Titanic - Kaggle

This project was done as an assignment for my data mining class. The titanic kaggle dataset popularly known for the go to dataset in getting started with data science. It gave me good knowledge on how to perform certain operations and predictions on data after completing the tasks. I was able to improve the score using my own techniques to solve the problem.

  1. Process of execution:
    • Importing Libraries
    • Finding null values
    • Performing EDA on dataset
    • Feature Engineering
    • Training Model
  2. Used various classification models that are available in Scikit-learn for benchmarking:
    • LogReg
    • Gausian NB
    • SVC
    • AdaBoost
    • Decision Tree
    • XG Boost
    • Random Forest
  3. It was evident that after visualising the data I got clarity on the features that matter and what dont.

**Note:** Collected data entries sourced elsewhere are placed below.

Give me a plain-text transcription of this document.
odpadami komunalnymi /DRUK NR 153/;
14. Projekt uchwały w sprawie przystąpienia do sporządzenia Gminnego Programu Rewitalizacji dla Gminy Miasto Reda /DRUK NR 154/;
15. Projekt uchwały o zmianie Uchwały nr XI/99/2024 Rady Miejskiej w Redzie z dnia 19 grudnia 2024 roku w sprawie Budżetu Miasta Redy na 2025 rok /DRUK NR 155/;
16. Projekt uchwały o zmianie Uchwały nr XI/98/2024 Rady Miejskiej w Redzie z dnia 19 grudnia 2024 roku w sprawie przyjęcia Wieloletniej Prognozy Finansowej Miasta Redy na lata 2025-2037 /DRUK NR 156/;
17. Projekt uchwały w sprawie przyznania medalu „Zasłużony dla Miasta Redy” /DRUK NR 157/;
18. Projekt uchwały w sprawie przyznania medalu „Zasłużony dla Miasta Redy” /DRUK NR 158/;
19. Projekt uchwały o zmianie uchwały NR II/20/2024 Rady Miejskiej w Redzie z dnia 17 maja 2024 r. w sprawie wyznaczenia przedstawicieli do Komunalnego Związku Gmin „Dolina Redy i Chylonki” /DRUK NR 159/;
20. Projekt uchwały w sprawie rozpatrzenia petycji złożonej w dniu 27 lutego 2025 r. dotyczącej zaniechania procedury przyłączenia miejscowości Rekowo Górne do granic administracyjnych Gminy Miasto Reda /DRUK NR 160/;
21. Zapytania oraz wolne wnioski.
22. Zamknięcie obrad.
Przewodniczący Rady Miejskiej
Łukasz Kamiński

  4. Why I chose XG Boost ?
    • Execution Speed.
    • Model Performance.
    • XGBoost dominates structured or tabular datasets on classification and regression predictive modeling problems.
    • After reading through many articles on kaggle submission it is said that XG boost is the go-to algorithm for competition winners on the Kaggle competitive data science platform.
  5. Submitted prediction and got a kaggle score of 0.78947
CONCLUSION
  • Basic pipeline is a must to understanding problem statement and gettting started.
  • Performing EDA can be very powerful as it can be used to obtain hidden insights
  • Deciding on the right model is essential. It is always advised to fix on a base model to bechmark the score with.
  • Feature engineering can boost score significantly when features are used properly.